U.S. housing chief aims to fix rescue flaws
By Patrick Rucker
SAN FRANCISCO (Reuters) - A housing rescue plan authorized by the U.S. Congress last summer was too narrowly tailored, but administrators will ease some rules so that it can save more troubled borrowers from foreclosure, the top U.S. housing policy official said on Tuesday.
At issue is the Hope for Homeowners program that was passed in July and gives the Department of Housing and Urban Development $300 billion to refinance failing home loans.
Lawmakers removed some red tape from that original plan early this month, which should make it more workable, HUD Secretary Steve Preston told Reuters in an interview on the edges of the Mortgage Bankers Association's annual meeting in San Francisco.
"It's a big change," Preston said in an interview at a mortgage lender conference in San Francisco. "I think as (the plan) was originally conceived, it was more limited and under the new legislation, it will broaden its relevance."
The changes were part of legislation passed early this month that gave the Treasury Department $700 billion to invest in banks and buy their sour investments.
Separate provisions of that bill give HUD greater power to settle disputes between different investors who might hold a stake in a single home loan.
"It allows us to make an upfront payment to the second lien holder to relinquish their obligation," Preston said of the new provisions.
REMOVING LENDER CONFLICTS
During the height of the housing boom, many buyers did not have to put any money down because lenders offered a second loan to cover as much as 20 percent of the home's value.
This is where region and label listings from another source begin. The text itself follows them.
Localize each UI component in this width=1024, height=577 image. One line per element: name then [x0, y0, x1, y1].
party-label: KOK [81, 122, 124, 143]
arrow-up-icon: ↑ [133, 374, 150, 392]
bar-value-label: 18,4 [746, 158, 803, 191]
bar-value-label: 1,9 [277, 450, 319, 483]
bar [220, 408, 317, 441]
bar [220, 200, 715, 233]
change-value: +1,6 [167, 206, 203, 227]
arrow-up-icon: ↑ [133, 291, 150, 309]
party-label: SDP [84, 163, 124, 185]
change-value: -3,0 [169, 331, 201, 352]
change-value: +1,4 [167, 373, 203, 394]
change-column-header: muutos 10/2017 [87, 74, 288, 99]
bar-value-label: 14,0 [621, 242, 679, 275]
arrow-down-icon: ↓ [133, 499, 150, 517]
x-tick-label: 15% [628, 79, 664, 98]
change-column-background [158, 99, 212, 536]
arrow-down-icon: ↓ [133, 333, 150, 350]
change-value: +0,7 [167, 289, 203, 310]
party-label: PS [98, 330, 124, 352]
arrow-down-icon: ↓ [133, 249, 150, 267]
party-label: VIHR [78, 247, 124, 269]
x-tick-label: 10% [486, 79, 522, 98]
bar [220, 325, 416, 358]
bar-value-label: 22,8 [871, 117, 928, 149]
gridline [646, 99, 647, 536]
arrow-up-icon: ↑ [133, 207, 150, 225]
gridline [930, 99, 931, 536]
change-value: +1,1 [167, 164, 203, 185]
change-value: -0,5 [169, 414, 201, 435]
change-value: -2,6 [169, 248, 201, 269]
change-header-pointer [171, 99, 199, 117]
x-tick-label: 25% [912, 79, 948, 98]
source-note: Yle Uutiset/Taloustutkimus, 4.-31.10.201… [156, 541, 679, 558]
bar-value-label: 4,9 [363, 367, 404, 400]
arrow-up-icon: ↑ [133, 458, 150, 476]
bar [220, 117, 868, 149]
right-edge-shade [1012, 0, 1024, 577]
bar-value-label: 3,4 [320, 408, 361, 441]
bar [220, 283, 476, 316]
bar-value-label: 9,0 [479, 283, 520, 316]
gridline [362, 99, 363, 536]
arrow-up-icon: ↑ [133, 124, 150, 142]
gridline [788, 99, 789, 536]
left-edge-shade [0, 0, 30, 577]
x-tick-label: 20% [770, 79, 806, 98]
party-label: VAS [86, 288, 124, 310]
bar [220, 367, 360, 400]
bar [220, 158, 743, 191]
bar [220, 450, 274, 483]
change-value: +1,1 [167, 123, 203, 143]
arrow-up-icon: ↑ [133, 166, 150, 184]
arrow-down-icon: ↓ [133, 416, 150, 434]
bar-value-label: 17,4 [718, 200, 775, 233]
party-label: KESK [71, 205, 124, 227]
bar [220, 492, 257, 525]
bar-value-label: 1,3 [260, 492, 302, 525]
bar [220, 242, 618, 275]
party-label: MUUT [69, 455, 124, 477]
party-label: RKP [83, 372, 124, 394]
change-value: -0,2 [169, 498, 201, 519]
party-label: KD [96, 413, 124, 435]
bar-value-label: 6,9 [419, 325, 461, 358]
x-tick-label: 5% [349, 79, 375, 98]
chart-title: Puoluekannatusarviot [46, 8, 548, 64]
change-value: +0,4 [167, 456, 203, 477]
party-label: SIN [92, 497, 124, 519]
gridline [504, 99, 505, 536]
When a home goes to foreclosure, disputes between the first and second lien holder can keep a borrower from getting aid.
Under the original legislation, the second lien holder would only recover some of his losses if the home soon increased in value. The new rules let HUD give the second lien holder a buyout to walk away from the loan.
"They were dealing with an uncertain economic event in the first one. In the second, they will deal with a certain economic event," Preston said of the change. "It will give them an opportunity to have a bird in the hand rather than something possible down the road."
Independent research by the nonpartisan Congressional Budget Office predicted that the original Hope for Homeowners plan would do little to ease the housing crisis in part because it did not resolve the conflicts involving the second lien holder.
Preston said that he and other HUD officials are looking to ease the program's regulations where they can.
The original legislation forced the lender to have a home reappraised and then write off 10 percent of that new value. The new rules give HUD flexibility to set the new loan level.
Preston said the government will have to measure the impact of the new provisions and get input from the mortgage industry, so implementing the changes will take time.